Stone does a good job of keeping things visually interesting but the cinematography lacks the energy and that special something that Robert Richardson brought to the first film. Wall Street: Money Never Sleeps is easily the best film Stone’s done since Any Given Sunday. Of course, that’s not saying much but at least it feels like the kind of film Stone used to make back in his prime. There is a confidence that comes with being back on familiar turf that Stone displays with this film. Wall Street: Money Never Sleeps is just the kind of film that he needs to reinvigorate his career and remind us why we regarded his films so highly in the first place.


  1. Great to hear some good buzz on this Stone film, Im curious myself to revisit Gordon Gecko, see how time has treated the bastard.

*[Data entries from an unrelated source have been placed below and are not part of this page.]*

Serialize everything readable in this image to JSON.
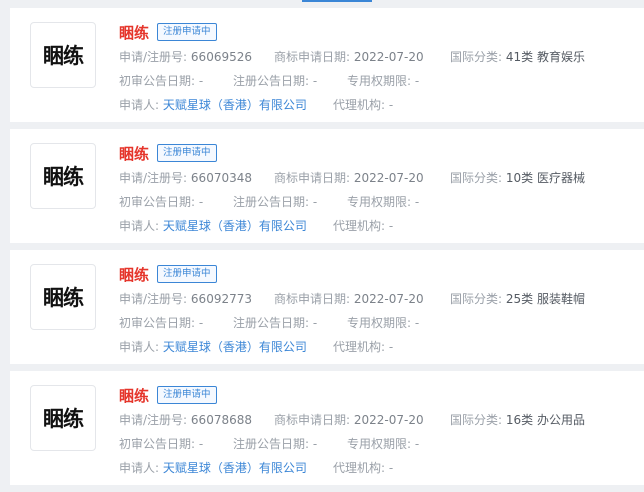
{
  "labels": {
    "reg_no": "申请/注册号:",
    "apply_date": "商标申请日期:",
    "intl_class": "国际分类:",
    "prelim_date": "初审公告日期:",
    "reg_date": "注册公告日期:",
    "exclusive_period": "专用权期限:",
    "applicant": "申请人:",
    "agency": "代理机构:"
  },
  "trademarks": [
    {
      "logo_text": "睏练",
      "name": "睏练",
      "status": "注册申请中",
      "reg_no": "66069526",
      "apply_date": "2022-07-20",
      "intl_class": "41类 教育娱乐",
      "prelim_date": "-",
      "reg_date": "-",
      "exclusive_period": "-",
      "applicant": "天赋星球（香港）有限公司",
      "agency": "-"
    },
    {
      "logo_text": "睏练",
      "name": "睏练",
      "status": "注册申请中",
      "reg_no": "66070348",
      "apply_date": "2022-07-20",
      "intl_class": "10类 医疗器械",
      "prelim_date": "-",
      "reg_date": "-",
      "exclusive_period": "-",
      "applicant": "天赋星球（香港）有限公司",
      "agency": "-"
    },
    {
      "logo_text": "睏练",
      "name": "睏练",
      "status": "注册申请中",
      "reg_no": "66092773",
      "apply_date": "2022-07-20",
      "intl_class": "25类 服装鞋帽",
      "prelim_date": "-",
      "reg_date": "-",
      "exclusive_period": "-",
      "applicant": "天赋星球（香港）有限公司",
      "agency": "-"
    },
    {
      "logo_text": "睏练",
      "name": "睏练",
      "status": "注册申请中",
      "reg_no": "66078688",
      "apply_date": "2022-07-20",
      "intl_class": "16类 办公用品",
      "prelim_date": "-",
      "reg_date": "-",
      "exclusive_period": "-",
      "applicant": "天赋星球（香港）有限公司",
      "agency": "-"
    }
  ]
}
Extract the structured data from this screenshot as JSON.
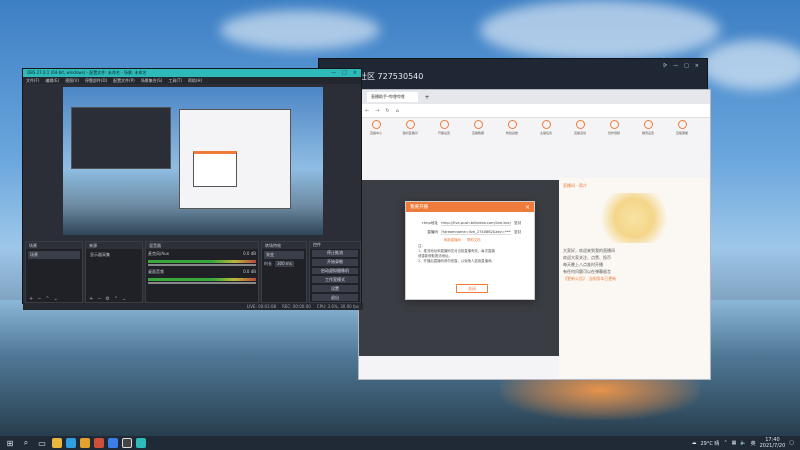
{
  "desktop": {
    "qq_window": {
      "title": "社区 727530540",
      "right_labels": [
        "ᐅ",
        "—",
        "□",
        "×"
      ]
    },
    "taskbar": {
      "tray": {
        "weather": "29°C 晴",
        "ime": "英",
        "time": "17:40",
        "date": "2021/7/20"
      }
    }
  },
  "obs": {
    "title": "OBS 27.0.1 (64-bit, windows) - 配置文件: 未命名 - 场景: 未命名",
    "menu": [
      "文件(F)",
      "编辑(E)",
      "视图(V)",
      "停靠部件(D)",
      "配置文件(P)",
      "场景集合(S)",
      "工具(T)",
      "帮助(H)"
    ],
    "docks": {
      "scenes": {
        "header": "场景",
        "items": [
          "场景"
        ]
      },
      "sources": {
        "header": "来源",
        "items": [
          "显示器采集"
        ]
      },
      "mixer": {
        "header": "混音器",
        "tracks": [
          {
            "name": "麦克风/Aux",
            "db": "0.0 dB"
          },
          {
            "name": "桌面音频",
            "db": "0.0 dB"
          }
        ]
      },
      "transitions": {
        "header": "转场特效",
        "type": "渐变",
        "duration_label": "时长",
        "duration": "300 ms"
      },
      "controls": {
        "header": "控件",
        "buttons": [
          "停止推流",
          "开始录制",
          "启动虚拟摄像机",
          "工作室模式",
          "设置",
          "退出"
        ]
      }
    },
    "status": {
      "live": "LIVE: 00:01:08",
      "rec": "REC: 00:00:00",
      "cpu": "CPU: 3.6%, 30.00 fps"
    }
  },
  "browser": {
    "tab_label": "直播助手-哔哩哔哩",
    "nav": [
      "←",
      "→",
      "↻",
      "⌂"
    ],
    "icons": [
      "直播中心",
      "我的直播间",
      "开播设置",
      "直播数据",
      "粉丝勋章",
      "主播任务",
      "直播活动",
      "创作激励",
      "推流设置",
      "直播课堂"
    ],
    "side_panel": {
      "lines": [
        "直播间 · 简介",
        "大家好，欢迎来到我的直播间",
        "欢迎大家关注、点赞、投币",
        "每天晚上八点准时开播",
        "有任何问题可以在弹幕留言",
        "【更新公告】 当前版本已更新"
      ]
    },
    "modal": {
      "title": "我要开播",
      "close": "×",
      "server_label": "rtmp地址",
      "server_value": "rtmp://live-push.bilivideo.com/live-bvc/",
      "server_copy": "复制",
      "key_label": "直播码",
      "key_value": "?streamname=live_2740862&key=******",
      "key_copy": "复制",
      "links": [
        "刷新直播码",
        "帮助文档"
      ],
      "notes": [
        "注：",
        "1、推流地址和直播码仅对当前直播有效，每次直播",
        "请重新获取推流地址。",
        "2、开播后直播码请勿泄露，以免他人盗用直播间。"
      ],
      "button": "关闭"
    }
  }
}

    Situation with LeBouf is similart to Sheen's when he did the first Wall Street. It's a young actor trying to build up his credibility in Hollywood by making a film that truly defies his abilities. Glad to see that LeBeouf showed what his made of, I cant stand him in blockbusters, he is kind of annoying somehow. Im curious to see how he acts amongst such big talent.

    Great review!

  2. A great review, J.D. I agree with much of it. Stone has that verve back with this film, and working with Douglas and this stellar and quintessential character from the 80's made for some great moments and magic here. Some of these (that I enjoyed most) were some of the places he went back to from the first film (like the park outside Tavern on the Green) and the previous characters. Gordon and Bud's revisit was the obvious trope of the U.S. seduction by Wall Street.

    Susan Sarandon, as Jake's mother, appears to be Stone's other surrogate character for those of us who've become hooked on debt. Her son's solution for the woman was like that argued for by the realist TV financial pundits in the background of an earlier scene. I thought his use of the financial jargon somewhat window dressing, but was relatively accurate (at least by my reading of the book, 13 Bankers).

    I completely agree with you regarding the musical pieces and those scenes at the end credits. Let's hope for a future director's cut (like he did for ALEXANDER) that fixes that. However, I think The Man is back! And we need his likes... desperately. Especially with some of what the studios are heaping upon audiences these days. Stone is going to direct the film adaptation of one the best books I read this year: Don Winslow's SAVAGES. If you get to read it, you'll see why he's the perfect director for this.

    I'm so glad you examined this film, J.D., and did your usual marvelous examination. Thanks for this.

  3. The Film Connoisseur:

    Yeah, I think you'll dig it, esp. if you're a fan of the first film.

    Good comparison between LaBeouf and Sheen. I'm sure Stone had that in mind when he cast him... that and the box office as well. heh.


    Wow! Thanks for your incredible comments. Some terrific observations...

    I too enjoyed all the references to the first film, including Charlie Sheen's cameo and his refs to key lines of dialogue from the original. That made me smile.

    Good call on Sarandon's character. I thought that too but you really went into detail about what her character represents in the film.

    I haven't read SAVAGES but I am intrigued, esp. if that's Stone' next film.

  4. I liked the original Wall Street very much, mainly because of its energy and its strident critic against the personal and professional excesses from the North American financial leaders, but I could not understand very well some elements from the screenplay, due to the fact I am not very familiarized with economic issues.The financial jargon in the sequel,
    Wall Street: Money Never Sleeps
    is more comprehensible (at least in my case), because it revolves around the worldwide economic crisis from 2008, and which keeps being felt to nowadays.Besides, I have to say I liked this fascinating sequel a bit more than the original film.

  5. Free Best Movies:

    That's an interesting take. I actually found it the opposite. I found the financial jargon in the sequel harder to understand than the original. I have to give it to the original just because I think the script and the performances are stronger.